The only surprising thing about Adrien Brody's rise to stardom was that it didn't happen sooner, as the New Yorker has been compared with Al Pacino and Robert De Niro. Most Hollywood insiders thought his role in Terrence Malick's 1998 war epic The Thin Red Line would catapult him onto the film industry's top rung, but fate had other plans.
When the production was announced, interest in the role from Hollywood's leading actors was so intense squabbles broke out between several major stars. It was Adrien who eventually landed the largest part, with George Clooney, John Travolta, Nick Nolte, Woody Harrelson, Sean Penn and John Cusack in support. Quite a coup for the newcomer especially considering so many big names reportedly dropped their fees to have the opportunity to work with Malick.
The film, which purposely has no central character, was heavily edited, however, and most of Adrien's scenes wound up on the cutting-room floor. (Bill Pullman and Lukas Haas' parts were cut out completely.) The release of Steven Spielberg's more populist Saving Private Ryan at the same time further limited his exposure and Adrien remained largely anonymous to cinema-goers.
"I gave everything to it, and then to not receive everything... It was extremely unpleasant," he admitted. "I'd already begun the press for a film that I wasn't really in. Terry obviously changed the entire concept of the film." While he was bitterly disappointed, there was an up side to appearing in The Thin Red Line the industry had taken note of his potential as a leading man.
While most fans credit the star's success to a compelling screen presence, Adrien, who was born in the New York neighbourhood of Queens on April 14, 1973, says it owes more to his parents. His mother, renowned photographer, Sylvia Plachy, and history professor father Elliot Brody recognised their son's talent and nutured his potential from an early age. When Sylvia received a commission to photograph the American Academy of Dramatic Arts she encouraged Adrien to join the institution's weekend programme for young people. And having enjoyed his first taste of acting, the Brooklyn-born actor quickly realised he had found his calling.
It wasn't long before he made his way onto the big screen, and the roles he has chosen over the years demonstrate he's inherited his mother's artistic integrity. Indeed, one of the most noticeable features of the New Yorker's career is the list of renowned directors he has worked with Steven Soderbergh (King Of The Hill), Spike Lee (Summer Of Sam), Barry Levinson (Liberty Heights), Ken Loach (Bread And Roses) and, of course, Terrence Malick.
Adrien's talent is matched by his commitment to the craft of acting, and he's earned a reputation for his exhaustive preparation.
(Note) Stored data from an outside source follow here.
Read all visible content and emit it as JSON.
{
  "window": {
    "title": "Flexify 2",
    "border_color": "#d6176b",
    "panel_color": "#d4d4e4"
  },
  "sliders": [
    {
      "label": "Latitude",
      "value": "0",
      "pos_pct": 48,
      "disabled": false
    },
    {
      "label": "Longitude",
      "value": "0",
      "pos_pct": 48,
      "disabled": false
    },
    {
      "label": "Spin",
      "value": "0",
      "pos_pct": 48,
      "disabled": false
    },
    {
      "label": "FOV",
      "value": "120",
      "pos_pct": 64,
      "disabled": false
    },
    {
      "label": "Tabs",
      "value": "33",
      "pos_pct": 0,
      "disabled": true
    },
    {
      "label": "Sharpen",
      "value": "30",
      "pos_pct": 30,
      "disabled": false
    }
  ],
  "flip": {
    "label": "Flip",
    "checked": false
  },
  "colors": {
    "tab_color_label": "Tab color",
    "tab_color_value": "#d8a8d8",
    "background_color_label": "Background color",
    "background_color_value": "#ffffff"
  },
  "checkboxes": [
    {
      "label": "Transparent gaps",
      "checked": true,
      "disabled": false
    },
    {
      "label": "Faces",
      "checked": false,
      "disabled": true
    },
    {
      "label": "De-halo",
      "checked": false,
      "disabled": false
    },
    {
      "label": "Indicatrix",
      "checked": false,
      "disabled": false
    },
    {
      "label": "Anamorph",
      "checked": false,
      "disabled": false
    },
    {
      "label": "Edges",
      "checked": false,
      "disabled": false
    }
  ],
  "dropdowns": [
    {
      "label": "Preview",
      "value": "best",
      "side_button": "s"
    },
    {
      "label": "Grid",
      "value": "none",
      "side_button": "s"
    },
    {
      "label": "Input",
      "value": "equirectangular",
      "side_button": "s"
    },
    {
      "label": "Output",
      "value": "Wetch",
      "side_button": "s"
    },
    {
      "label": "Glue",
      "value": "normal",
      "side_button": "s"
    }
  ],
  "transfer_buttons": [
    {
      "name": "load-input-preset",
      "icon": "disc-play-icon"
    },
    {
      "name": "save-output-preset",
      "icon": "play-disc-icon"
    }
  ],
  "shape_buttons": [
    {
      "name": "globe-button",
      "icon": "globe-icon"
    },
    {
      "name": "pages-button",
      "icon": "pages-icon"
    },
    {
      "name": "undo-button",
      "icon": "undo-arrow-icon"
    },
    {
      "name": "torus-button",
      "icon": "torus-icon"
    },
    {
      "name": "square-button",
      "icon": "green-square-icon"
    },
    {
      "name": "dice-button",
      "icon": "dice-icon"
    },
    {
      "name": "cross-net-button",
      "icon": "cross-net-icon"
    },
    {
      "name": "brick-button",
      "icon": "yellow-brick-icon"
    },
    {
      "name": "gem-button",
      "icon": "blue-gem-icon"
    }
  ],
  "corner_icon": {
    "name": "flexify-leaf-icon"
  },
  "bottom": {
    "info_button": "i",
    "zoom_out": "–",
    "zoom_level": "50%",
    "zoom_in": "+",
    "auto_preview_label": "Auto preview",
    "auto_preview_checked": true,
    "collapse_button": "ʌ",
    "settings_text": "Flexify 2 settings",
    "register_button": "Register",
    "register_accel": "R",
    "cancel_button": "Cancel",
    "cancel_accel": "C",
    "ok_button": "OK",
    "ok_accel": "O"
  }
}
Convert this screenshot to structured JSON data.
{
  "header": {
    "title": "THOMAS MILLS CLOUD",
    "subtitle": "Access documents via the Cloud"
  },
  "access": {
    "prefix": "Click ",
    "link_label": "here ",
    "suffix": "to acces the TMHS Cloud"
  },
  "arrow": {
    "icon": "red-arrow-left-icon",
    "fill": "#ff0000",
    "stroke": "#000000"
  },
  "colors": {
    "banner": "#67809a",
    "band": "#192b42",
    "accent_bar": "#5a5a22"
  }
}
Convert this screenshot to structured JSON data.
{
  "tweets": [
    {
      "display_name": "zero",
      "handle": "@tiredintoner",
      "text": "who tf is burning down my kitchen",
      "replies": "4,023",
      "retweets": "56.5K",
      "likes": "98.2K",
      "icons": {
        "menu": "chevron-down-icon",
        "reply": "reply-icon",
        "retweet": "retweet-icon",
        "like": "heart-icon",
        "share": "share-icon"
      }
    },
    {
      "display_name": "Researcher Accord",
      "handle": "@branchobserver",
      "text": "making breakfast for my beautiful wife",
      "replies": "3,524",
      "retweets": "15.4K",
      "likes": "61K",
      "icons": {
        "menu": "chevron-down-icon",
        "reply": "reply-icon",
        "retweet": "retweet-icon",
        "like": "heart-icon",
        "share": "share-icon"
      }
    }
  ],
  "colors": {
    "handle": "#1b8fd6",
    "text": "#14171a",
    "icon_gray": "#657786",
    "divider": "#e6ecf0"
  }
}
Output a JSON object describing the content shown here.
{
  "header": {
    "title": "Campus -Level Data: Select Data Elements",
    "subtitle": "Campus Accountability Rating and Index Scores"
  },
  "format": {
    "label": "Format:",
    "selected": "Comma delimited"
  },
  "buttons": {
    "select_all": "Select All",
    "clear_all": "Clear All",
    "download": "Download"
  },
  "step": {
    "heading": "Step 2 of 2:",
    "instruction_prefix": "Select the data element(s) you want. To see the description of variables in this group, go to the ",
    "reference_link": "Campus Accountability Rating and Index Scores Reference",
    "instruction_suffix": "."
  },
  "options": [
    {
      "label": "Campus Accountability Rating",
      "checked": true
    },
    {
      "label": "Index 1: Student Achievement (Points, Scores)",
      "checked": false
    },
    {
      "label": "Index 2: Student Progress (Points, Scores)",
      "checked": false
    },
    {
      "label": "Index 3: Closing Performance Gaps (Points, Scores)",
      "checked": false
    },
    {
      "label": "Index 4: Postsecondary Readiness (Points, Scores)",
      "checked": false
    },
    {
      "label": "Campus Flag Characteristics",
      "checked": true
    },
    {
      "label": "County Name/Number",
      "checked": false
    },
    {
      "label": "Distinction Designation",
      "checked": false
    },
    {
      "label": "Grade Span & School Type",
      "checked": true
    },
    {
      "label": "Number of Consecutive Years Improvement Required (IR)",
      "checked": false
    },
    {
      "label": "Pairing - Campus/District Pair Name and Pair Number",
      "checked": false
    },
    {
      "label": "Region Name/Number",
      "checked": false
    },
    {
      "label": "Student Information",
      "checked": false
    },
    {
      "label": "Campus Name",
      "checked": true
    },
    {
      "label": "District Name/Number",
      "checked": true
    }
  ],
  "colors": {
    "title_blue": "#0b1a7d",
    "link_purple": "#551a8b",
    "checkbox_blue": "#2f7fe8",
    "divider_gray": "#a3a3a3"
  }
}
The actor's most celebrated performance to date is his portrayal of Jewish holocaust-survivor Wladislaw Szpilman in Roman Polanski's The Pianist. For the film he didn't simply learn to play the piano he also mastered Chopin. "Had I just acted like I was playing the piano, I wouldn't have understood the story within Chopin's music, which is an extremely powerful force for my character," he says. The already trim actor also slimmed down to just over nine stone (130lbs) for the part.
"There is an emptiness that comes with really starving that I hadn't experienced. I couldn't have acted that without knowing it. I've experienced loss, I've experienced sadness in my life, but I didn't know the desperation that comes with hunger
"There's a scene where I'm climbing a fence and can barely make it over - I wasn't acting! I didn't have any strength left all my muscles were gone. I told Roman I had no energy and he answered: 'You actors! What do you need energy for? Just do it!'. When you work with Polanski, there's no point in complaining because it doesn't get you anywhere," he adds with a smile. The actor's immersion in the role also cost him his relationship with his long-time girlfriend, who left rather than watch the ordeal he was putting himself through. Adrien subsequently found love with Michelle Dupont, and in 2006 stepped out with beautiful Spanish actress Elsa Pataky.
Regardless of the deprivation called for by the role, which won him an Oscar, Adrien remembers the experience as one of the most valuable of his life: "It made me have a much greater understanding of loss, of loneliness, and the level of intense tragedy that so many people have experienced in this world. I take a lot less for granted. It's really valuable to attain that, especially at a young age."